As part of this "holistic" approach, the IoR is building a capability and training needs analysis model that will form the cornerstone of its membership process. The model is based on the National Occupational Standards for Recruiters, with the addition of certain core skills that are regarded as important to the recruitment profession. National Occupational Standards are used by government, sector skills councils, educational providers and businesses to define the competency standards required by a wide range of roles in many different sectors.
The model, which will be used as the initial basis for admission to the institute, is neither an entrance exam nor a screening tool. Rather, it is a service for members that allows them to assess their own competence and professionalism against the levels that would be expected for their role.
Another key aim of the institute is the ability to leverage technology to help members operate more efficiently.
As part of this commitment, it has partnered with technology giant Cisco to provide a custom web portal for its members. The software will allow IoR members to access fully interactive online events that can be made available to up to several thousand participants at any one time. IoR members will be able to use top-end technology to attend virtual round tables on industry hot topics and access university-accredited continuing-professional-development events and high-quality training.
As for take-up, Mohammed would not be drawn on membership numbers but did say that: "Members are coming in at a rate that could take us to 10,000 affiliates within three years."
The new institute was scrutinised heavily before its formal launch, not least on LinkedIn, which was its primary route to market. Accusations of censorship and a lack of transparency didn't help to quell cynicism or questions about the organisation's "institute" status (the IoR is legally allowed to use the title due to having a US headquarters).
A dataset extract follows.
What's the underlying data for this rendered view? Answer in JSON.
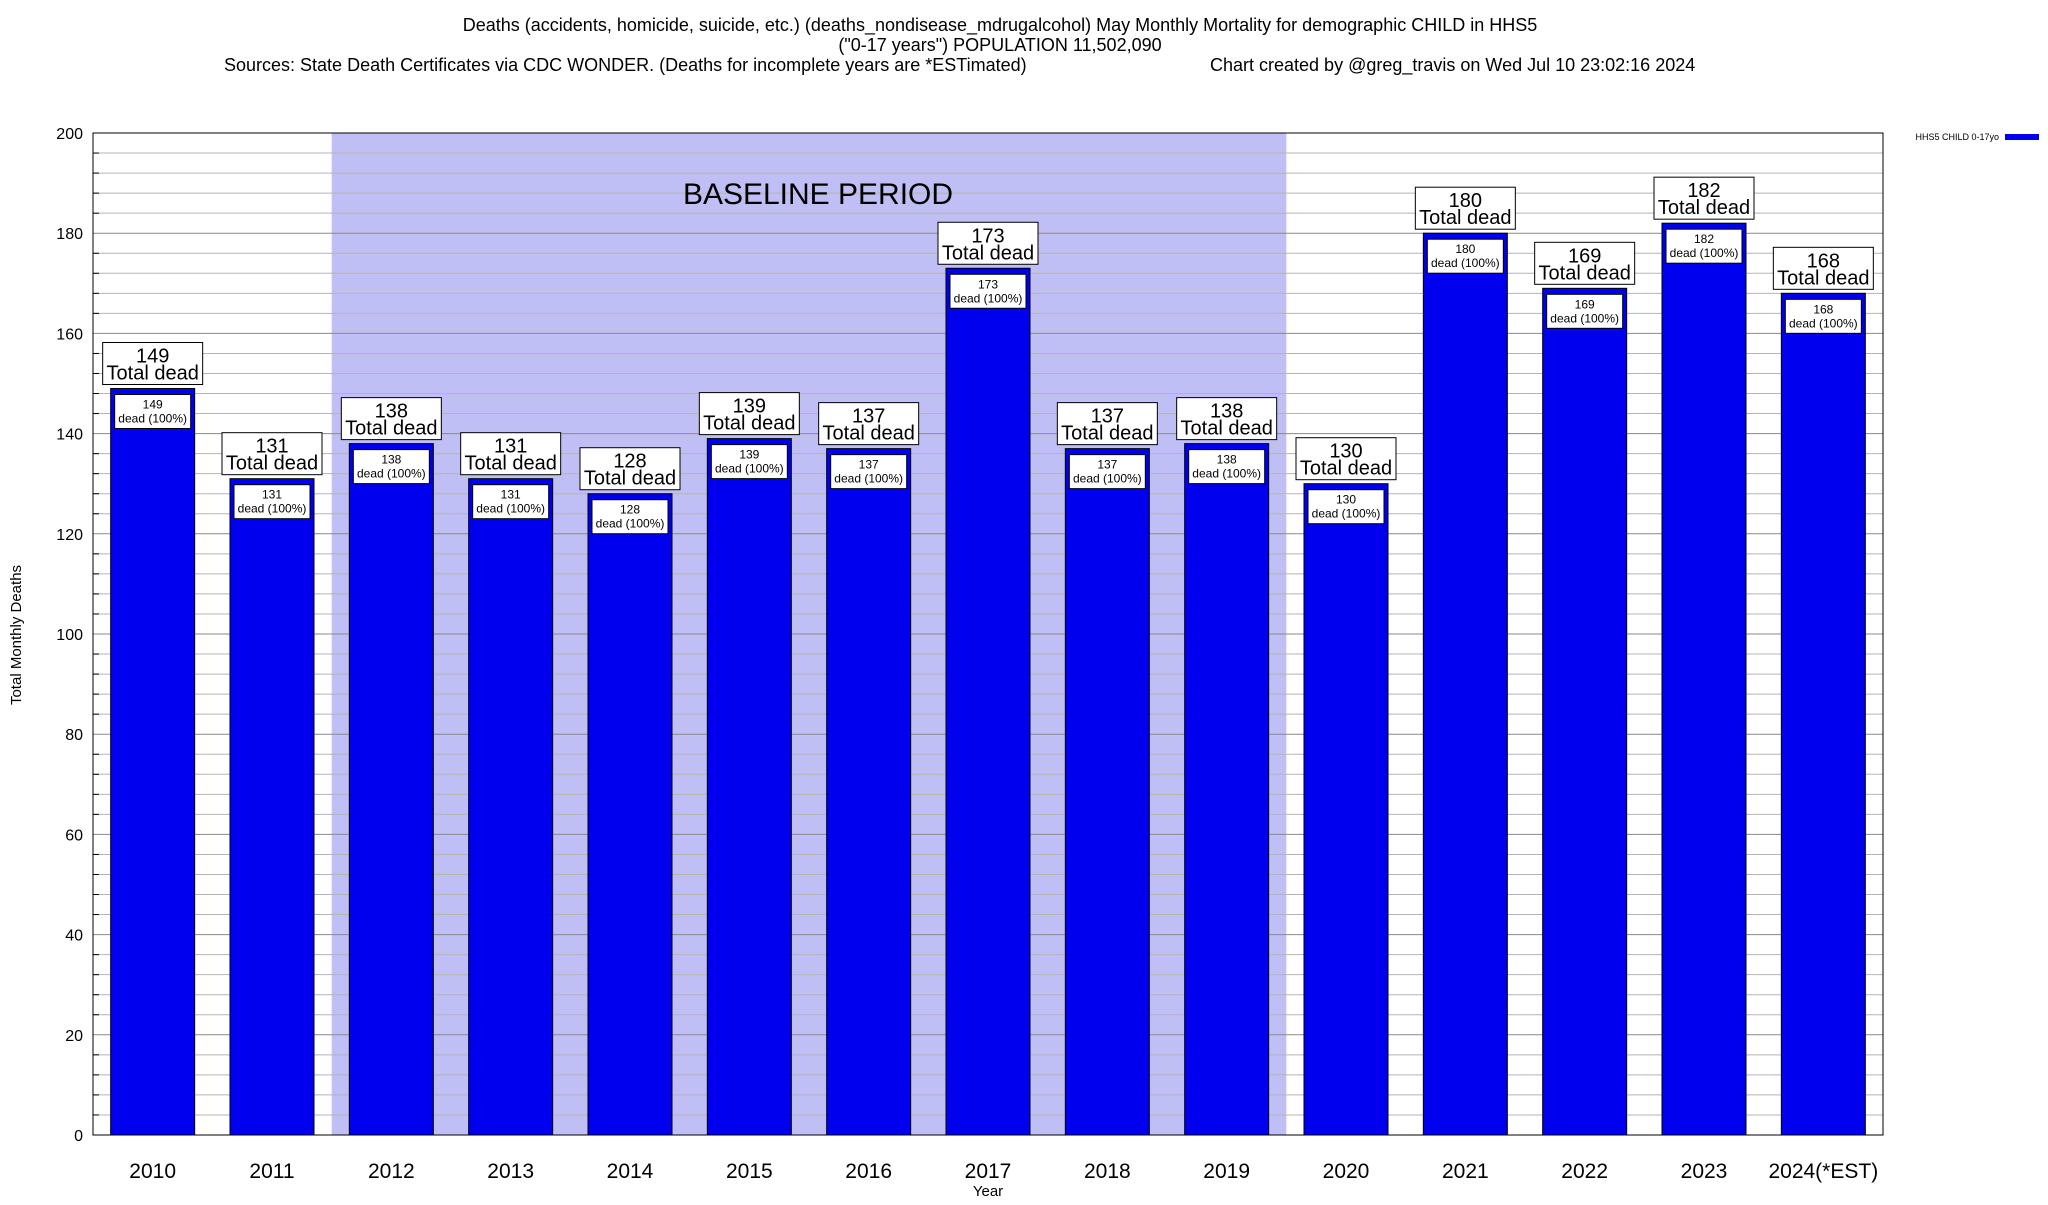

But with its own LinkedIn group of several thousand members, it seems that there is some appetite for an alternative or complementary industry body to those already in existence. So can the IoR live up to its promise that it will make a real impact?
In a natty little promo on its website, the IoR makes the somewhat loaded boast: "Teeth .... we have some!" This effectiveness will be achieved through the influential team at the IoR, says Mohammed, though there is as yet still some lack of detail.
"We have an incredible advisory board and we will soon be joined by some very high level people including a lord and a senior recruitment leader," Mohammed says. "Through these appointments we will have great access to government and industry."
If the other major players in the marketplace are concerned at the appearance of the IoR they aren't showing it. The CIPD declined to comment on the launch, while the REC's chief executive, Kevin Green, says: "The REC welcomes competition. As with any new representative body, there will be legitimate questions about ownership of the IoR, its governance and the ability to deliver what they promise.
"The REC has been around in one shape or form for over 80 years. The collective voice of the recruitment industry has never been stronger and we will continue to work in the best interests of our members and the industry."
Among others in the industry there was a more cautious welcome. "It's early days, and of course we embrace any attempts to continue to promote good practice in the HR industry," says Gwyn Jones, head of HR at Securitas Security Services, "but as members of the CIPD, we would not at this time consider joining another institute as we feel that the service we get is truly comprehensive."
Individual membership of the IoR starts at a free affiliate level, rising to £49 as a fellow and £249 for corporate membership. There is no joining fee.